Jimmy Hoffa was born James Riddle Hoffa in Brazil, Indiana. His father, a coal miner, died when Jimmy was just seven years old. Jimmy Hoffa left school in Detroit, Michigan, and at the age of 17 began work as a warehouseman for the Kroger Company, where he helped organize a strike.
By 1933 Jimmy Hoffa was the business agent for Teamster Local 299 in Detroit, and in the early 1940s he formed and led the Michigan Conference of Teamsters. In 1952 he was elected an international vice president of the Teamsters Union, and in 1957 he became international president.
Jimmy Hoffa earned a reputation among his peers as a tough and effective bargainer. In 1964 he negotiated the union's first national contract with trucking companies. Under his leadership the Teamsters Union membership grew to more than two million.
Beginning in 1957, Jimmy Hoffa was the subject of many government investigations and prosecutions which ultimately led to his imprisonment in 1967. Although he was sentenced to 13 years in the federal prison at Lewisburg, Pennsylvania, he refused to resign as president of the Teamsters and retained the support of most union members. Supreme Court Justice Earl Warren would later call the conviction an "affront to the quality and fairness of federal law enforcement."

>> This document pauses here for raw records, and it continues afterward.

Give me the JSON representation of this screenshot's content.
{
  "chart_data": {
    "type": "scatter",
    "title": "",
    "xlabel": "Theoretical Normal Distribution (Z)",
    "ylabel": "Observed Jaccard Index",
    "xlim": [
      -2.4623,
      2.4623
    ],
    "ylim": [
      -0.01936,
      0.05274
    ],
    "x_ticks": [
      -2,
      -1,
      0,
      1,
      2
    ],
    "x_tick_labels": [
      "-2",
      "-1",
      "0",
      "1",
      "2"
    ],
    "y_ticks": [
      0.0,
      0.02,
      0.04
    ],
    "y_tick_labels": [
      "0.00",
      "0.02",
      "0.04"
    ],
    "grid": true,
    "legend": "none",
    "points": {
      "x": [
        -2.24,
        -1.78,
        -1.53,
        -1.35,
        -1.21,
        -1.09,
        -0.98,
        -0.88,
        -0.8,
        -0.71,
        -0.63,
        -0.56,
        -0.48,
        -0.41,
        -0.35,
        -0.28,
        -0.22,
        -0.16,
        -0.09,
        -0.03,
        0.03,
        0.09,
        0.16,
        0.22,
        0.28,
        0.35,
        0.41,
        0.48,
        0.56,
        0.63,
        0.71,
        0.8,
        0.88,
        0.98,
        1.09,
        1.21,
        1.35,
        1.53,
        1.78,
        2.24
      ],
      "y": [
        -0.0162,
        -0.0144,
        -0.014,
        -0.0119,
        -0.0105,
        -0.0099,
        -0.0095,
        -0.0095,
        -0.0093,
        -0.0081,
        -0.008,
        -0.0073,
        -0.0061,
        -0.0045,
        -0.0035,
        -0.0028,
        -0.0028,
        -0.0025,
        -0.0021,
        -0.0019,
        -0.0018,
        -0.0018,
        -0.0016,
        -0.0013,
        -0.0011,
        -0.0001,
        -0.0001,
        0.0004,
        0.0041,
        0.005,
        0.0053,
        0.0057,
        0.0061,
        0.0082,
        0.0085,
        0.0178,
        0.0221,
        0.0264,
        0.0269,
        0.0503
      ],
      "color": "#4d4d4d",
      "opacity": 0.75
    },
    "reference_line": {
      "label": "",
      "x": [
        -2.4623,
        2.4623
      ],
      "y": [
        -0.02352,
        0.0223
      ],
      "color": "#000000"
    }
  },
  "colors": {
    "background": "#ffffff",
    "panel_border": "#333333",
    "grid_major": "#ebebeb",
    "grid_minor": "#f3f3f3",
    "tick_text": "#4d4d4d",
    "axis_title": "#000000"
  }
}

United States President Richard M. Nixon commuted Jimmy Hoffa's sentence and he left prison on December 24, 1971.
In July of 1975 Jimmy Hoffa disappeared. He was last seen at the Machus Red Fox restaurant in Bloomfield Hills, Michigan and was declared legally dead in 1982.
There was a memorial service for Hoffa on July 31, 1995, 20 years after his disappearance, some 2000 people attended. Hoffa would have been 82 at the time of the memorial service.